Surface and interface designs in side-chain liquid crystalline polymer systems for photoalignment

Abstract

In side-chain liquid-crystal (SCLC) polymer systems, the liquid crystalline (LC) mesogenic groups preferentially orient normal to the substrate plane due to the excluded volume effect (homeotropic alignment). Photoresponsive azobenzene (Az) mesogens have a transition moment parallel to the molecular long axis. Light irradiation for photoreactions is generally applied perpendicular to the film surface. Therefore, a homeotropic orientation inhibits efficient photoreactions and photoalignments in Az SCLC polymer systems. This review focuses on new approaches to induce a random planar orientation in Az SCLC polymer systems by interface and surface molecular design. The mesogens in a high-density SCLC polymer brush formed by surface-initiated living radical polymerization adopt a random planar orientation. In the film of an SCLC block copolymer with an amorphous block, a random planar orientation is induced via surface segregation of either of the blocks. The random planar orientations of SCLC polymer systems are thermally stable and offer efficient in-plane photoalignment and photoswitching with hierarchical LC molecular architectures, forming, e.g., microphase-separated (MPS) SCLC block copolymers and layered polymer LC systems. These surface and interface molecular designs are expected to provide new concepts and possibilities for LC polymer devices.
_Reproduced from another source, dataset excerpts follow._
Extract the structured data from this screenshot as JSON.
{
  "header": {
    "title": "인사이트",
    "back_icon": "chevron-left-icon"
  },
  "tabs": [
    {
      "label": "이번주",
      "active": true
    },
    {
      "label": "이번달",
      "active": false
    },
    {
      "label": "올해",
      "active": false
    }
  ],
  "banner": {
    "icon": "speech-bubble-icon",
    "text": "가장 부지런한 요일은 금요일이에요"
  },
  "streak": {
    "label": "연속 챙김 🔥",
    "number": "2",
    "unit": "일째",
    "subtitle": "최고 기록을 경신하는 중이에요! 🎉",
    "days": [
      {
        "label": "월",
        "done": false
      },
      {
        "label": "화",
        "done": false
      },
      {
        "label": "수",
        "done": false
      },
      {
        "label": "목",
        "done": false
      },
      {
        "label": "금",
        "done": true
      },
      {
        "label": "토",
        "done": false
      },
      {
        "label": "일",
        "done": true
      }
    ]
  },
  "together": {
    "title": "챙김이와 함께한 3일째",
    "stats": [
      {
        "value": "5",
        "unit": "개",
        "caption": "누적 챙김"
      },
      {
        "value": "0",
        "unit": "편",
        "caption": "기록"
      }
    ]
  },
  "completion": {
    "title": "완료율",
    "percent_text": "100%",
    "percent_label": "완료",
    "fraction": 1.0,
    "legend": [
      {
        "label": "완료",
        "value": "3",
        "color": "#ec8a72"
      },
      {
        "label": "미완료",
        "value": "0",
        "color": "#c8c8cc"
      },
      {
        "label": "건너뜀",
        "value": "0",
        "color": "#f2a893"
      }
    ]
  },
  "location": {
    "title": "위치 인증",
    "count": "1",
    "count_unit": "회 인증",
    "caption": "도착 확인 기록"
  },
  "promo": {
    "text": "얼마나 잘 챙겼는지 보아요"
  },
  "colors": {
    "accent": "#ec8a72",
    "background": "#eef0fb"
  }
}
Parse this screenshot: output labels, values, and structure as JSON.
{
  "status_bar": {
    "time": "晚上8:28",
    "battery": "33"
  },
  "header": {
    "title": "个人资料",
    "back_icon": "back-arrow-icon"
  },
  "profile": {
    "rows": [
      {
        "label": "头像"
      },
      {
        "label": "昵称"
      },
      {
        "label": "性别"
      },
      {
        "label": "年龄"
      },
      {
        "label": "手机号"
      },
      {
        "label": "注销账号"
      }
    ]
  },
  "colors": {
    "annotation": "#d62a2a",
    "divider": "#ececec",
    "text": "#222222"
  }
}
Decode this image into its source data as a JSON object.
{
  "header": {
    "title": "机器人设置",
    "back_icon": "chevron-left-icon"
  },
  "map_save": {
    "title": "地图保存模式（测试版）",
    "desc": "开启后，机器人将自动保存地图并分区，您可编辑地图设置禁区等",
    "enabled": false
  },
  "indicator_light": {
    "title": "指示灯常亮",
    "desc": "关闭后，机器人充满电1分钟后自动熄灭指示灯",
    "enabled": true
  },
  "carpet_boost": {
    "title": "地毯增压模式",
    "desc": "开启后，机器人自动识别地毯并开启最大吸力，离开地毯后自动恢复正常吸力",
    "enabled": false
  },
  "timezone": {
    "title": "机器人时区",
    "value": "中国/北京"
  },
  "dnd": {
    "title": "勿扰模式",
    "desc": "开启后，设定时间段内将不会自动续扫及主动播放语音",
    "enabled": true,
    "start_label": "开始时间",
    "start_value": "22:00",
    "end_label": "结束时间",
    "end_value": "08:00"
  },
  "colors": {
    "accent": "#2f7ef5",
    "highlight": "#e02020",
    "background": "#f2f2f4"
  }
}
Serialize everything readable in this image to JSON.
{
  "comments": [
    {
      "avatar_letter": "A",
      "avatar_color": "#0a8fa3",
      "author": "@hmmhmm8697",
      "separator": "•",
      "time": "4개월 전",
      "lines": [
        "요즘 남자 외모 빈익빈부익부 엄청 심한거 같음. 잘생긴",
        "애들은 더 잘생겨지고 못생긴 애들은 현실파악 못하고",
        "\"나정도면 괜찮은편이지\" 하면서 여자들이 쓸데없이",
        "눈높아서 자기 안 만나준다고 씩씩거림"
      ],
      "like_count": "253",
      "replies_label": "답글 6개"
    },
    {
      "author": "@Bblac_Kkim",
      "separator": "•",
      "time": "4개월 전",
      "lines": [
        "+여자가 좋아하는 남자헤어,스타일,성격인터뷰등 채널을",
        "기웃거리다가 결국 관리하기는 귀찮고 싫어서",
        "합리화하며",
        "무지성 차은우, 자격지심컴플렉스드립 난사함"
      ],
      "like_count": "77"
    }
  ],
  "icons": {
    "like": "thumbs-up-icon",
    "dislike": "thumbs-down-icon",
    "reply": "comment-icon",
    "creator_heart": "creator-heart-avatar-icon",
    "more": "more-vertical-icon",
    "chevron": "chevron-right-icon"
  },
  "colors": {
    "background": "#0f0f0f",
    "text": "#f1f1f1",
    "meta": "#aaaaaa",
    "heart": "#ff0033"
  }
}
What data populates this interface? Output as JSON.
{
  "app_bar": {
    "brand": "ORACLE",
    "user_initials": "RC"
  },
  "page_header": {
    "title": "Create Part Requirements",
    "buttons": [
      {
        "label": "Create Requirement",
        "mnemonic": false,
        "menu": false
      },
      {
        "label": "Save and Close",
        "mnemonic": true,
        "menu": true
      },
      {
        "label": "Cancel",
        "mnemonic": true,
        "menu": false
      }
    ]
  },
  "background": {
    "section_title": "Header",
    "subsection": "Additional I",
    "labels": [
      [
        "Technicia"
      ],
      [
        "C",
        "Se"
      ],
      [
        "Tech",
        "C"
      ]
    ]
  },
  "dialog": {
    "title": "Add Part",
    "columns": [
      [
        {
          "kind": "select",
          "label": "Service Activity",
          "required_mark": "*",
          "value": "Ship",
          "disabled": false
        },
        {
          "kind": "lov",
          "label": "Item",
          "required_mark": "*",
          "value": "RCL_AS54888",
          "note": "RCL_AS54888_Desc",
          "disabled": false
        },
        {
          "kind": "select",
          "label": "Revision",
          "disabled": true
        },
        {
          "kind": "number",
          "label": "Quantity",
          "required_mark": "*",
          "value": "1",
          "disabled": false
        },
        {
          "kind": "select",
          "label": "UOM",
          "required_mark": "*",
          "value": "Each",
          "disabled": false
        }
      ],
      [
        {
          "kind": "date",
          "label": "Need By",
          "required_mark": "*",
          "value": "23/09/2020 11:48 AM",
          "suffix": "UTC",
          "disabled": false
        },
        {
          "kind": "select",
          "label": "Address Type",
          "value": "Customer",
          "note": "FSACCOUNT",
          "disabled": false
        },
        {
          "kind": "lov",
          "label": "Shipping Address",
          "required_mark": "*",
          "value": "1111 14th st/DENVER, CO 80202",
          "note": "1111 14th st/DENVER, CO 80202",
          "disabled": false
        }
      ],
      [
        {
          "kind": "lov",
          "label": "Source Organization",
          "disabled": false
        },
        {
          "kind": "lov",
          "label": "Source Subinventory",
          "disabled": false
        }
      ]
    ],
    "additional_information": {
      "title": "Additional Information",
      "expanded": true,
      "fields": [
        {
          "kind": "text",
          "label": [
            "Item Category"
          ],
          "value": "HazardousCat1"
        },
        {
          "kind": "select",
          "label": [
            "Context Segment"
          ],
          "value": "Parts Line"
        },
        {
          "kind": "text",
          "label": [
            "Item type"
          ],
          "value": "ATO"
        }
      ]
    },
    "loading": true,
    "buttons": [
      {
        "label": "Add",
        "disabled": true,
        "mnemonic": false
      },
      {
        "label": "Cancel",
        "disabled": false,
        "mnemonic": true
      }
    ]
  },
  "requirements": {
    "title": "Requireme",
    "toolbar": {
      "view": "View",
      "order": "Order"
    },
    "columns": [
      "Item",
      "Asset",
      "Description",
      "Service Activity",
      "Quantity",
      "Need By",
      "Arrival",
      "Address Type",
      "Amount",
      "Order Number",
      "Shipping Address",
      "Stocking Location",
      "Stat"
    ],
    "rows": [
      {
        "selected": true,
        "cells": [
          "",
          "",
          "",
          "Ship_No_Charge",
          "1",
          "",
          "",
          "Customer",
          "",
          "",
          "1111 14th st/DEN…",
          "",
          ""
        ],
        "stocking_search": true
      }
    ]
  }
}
The liquid crystalline (LC) rod-like mesogens preferentially orient normal to the substrate plane due to the excluded volume effect (homeotropic alignment) in side-chain liquid-crystal (SCLC) polymers free-standing films. For in-plane alignment, a homeotropic orientation is unsuitable because the mesogens are in a direction opposite to the in-plane directions. This review focuses on new approaches to induce a random planar orientation in SCLC polymer systems by interface and surface molecular design utilizing a high-density polymer brush structure and surface segregation structures of block copolymers.